1. The patch‐clamp method has been used to study the selectivity of single ATP‐sensitive potassium channels in excised membrane patches from dissociated rat pancreatic beta‐cells. 2. In symmetrical K+ concentrations the current‐voltage relation of this channel showed slight inward rectification. The K+ permeability coefficient was 1.05 x 10(‐13) cm3/s ([K+]o = 140 mM; 20 degrees C) in the inside‐out patch and somewhat smaller when measured under the same conditions in the outside‐out configuration (0.86 x 10(‐13) cm3/s). 3. When intracellular Rb+ replaced K+, inward K+ currents were unaffected but the outward currents carried by Rb+ were substantially smaller. The extent of the reduction in the outward currents depended on the internal Rb+/K+ ratio and increased as [Rb+]i was raised. Both inward and outward Rb+ currents were blocked by 1 mM‐ATP. No currents were measurable in symmetrical 140 mM‐Rb+ solutions. 4. With 140 mM [K+]o and 140 mM [Rb+]i the single‐channel current‐voltage relation reversed at +8 mV and the potential at which the variance of the ATP‐sensitive current was least was shifted by 6 mV to more positive potentials.

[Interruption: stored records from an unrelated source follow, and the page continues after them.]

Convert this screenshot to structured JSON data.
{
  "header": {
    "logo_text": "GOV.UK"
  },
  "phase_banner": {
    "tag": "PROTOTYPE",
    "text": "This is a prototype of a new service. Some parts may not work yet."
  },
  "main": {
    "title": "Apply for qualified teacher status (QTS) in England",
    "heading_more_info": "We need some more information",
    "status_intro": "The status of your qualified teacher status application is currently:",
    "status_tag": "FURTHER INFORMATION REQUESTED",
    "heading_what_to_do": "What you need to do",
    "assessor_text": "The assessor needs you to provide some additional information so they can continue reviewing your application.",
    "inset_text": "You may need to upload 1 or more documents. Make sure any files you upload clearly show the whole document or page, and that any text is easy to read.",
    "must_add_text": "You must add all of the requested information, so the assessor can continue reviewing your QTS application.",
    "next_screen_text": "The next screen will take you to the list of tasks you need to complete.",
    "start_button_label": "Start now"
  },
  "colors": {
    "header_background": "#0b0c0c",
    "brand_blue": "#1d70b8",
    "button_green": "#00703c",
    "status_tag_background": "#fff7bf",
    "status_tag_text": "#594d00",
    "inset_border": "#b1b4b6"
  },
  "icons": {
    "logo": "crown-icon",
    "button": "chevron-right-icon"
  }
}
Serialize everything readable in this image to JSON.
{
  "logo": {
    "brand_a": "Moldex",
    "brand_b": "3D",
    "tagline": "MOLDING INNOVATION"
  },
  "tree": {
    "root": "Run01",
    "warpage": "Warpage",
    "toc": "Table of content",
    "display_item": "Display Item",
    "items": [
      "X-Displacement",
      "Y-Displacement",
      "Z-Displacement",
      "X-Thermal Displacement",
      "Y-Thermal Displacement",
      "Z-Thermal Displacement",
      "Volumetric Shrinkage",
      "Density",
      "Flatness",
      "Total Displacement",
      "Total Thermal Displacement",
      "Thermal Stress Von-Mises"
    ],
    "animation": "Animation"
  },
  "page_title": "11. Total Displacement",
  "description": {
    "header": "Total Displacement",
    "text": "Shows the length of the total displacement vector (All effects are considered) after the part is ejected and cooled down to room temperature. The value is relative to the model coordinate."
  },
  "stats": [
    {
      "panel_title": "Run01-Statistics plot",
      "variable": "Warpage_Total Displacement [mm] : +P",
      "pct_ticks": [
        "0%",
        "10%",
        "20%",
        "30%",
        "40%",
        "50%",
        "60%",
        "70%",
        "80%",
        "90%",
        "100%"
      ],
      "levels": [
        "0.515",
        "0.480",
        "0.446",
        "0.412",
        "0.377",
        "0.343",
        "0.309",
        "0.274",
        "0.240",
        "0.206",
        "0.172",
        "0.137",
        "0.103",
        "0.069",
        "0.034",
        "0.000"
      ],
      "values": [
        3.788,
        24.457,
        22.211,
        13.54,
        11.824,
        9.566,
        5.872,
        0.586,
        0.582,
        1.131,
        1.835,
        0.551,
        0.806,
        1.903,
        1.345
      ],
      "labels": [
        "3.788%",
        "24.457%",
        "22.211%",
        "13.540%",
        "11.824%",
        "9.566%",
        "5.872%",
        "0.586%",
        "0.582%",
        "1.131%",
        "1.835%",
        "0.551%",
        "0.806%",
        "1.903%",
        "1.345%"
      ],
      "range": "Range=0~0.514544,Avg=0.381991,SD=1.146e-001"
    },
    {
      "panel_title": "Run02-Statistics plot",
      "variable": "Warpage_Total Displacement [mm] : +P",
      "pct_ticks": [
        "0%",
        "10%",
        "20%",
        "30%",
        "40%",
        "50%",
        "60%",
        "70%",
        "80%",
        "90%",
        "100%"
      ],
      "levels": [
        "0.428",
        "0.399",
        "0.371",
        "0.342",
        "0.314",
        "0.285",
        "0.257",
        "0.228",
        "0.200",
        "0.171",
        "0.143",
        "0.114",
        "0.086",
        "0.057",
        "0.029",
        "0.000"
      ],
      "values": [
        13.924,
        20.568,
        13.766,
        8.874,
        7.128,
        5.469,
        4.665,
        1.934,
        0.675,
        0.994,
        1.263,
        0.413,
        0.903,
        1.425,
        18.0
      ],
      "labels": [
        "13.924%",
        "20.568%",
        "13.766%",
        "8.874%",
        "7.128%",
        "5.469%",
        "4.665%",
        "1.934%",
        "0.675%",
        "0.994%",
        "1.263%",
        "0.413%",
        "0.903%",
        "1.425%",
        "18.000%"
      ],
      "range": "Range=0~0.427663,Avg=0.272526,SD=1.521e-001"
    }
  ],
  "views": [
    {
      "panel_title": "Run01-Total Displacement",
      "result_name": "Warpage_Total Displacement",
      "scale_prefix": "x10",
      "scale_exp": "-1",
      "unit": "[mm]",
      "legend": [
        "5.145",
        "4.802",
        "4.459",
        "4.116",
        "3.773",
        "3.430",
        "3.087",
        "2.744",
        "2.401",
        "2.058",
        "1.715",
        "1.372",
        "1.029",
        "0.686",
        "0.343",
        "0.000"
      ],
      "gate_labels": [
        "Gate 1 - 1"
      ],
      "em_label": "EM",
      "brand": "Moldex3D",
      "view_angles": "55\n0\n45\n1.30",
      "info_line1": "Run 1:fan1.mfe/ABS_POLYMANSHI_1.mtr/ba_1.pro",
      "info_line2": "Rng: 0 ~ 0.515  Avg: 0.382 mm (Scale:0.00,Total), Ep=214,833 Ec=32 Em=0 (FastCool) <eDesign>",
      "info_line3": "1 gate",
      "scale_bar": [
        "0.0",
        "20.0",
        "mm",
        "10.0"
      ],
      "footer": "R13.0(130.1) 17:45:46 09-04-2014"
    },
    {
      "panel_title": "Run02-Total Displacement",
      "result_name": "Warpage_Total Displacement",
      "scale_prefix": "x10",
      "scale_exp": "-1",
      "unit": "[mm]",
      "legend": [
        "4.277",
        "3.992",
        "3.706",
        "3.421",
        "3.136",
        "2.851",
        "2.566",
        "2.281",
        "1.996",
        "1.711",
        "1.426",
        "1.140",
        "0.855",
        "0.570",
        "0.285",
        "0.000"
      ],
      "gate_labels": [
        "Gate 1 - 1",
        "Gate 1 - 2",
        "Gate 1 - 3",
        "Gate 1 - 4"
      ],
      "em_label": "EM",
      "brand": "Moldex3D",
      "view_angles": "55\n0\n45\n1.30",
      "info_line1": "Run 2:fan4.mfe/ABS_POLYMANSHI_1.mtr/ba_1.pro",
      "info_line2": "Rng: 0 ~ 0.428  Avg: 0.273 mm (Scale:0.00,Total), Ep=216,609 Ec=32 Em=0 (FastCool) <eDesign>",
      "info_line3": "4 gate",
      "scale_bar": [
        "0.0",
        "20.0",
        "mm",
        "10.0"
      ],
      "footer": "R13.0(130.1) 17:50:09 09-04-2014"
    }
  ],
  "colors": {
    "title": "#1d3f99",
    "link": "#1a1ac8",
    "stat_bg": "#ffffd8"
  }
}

These data suggest a PRb/PK ratio of around 0.7. 5. Outward Rb+ currents were reduced at all potentials in inside‐out patches exposed to 107 mM‐Rb+ solution intracellularly and 5 mM‐K+ externally. 6. Partial replacement of external K+ with Rb+ substantially reduced the inward currents recorded from outside‐out patches and also decreased outward K+ currents. 7. In outside‐out patches, the addition of 1 mM‐Rb+ to the external solution produced a block of inward K+ currents that initially increased and then decreased again with hyperpolarization. This suggests that the Rb+ block of K+ currents is voltage dependent and that Rb+ acts as a permeant blocker of K+ currents. 8. The sodium permeability of the channel, relative to that of potassium, was 0.39 for internal Na+ and 0.007 for external Na+ ions. 9. We conclude that Rb+ serves as an acceptable tracer for K+ in efflux studies when changes in K+ flux through ATP‐sensitive K+ channels are of interest but that the magnitude of such fluxes will be considerably underestimated.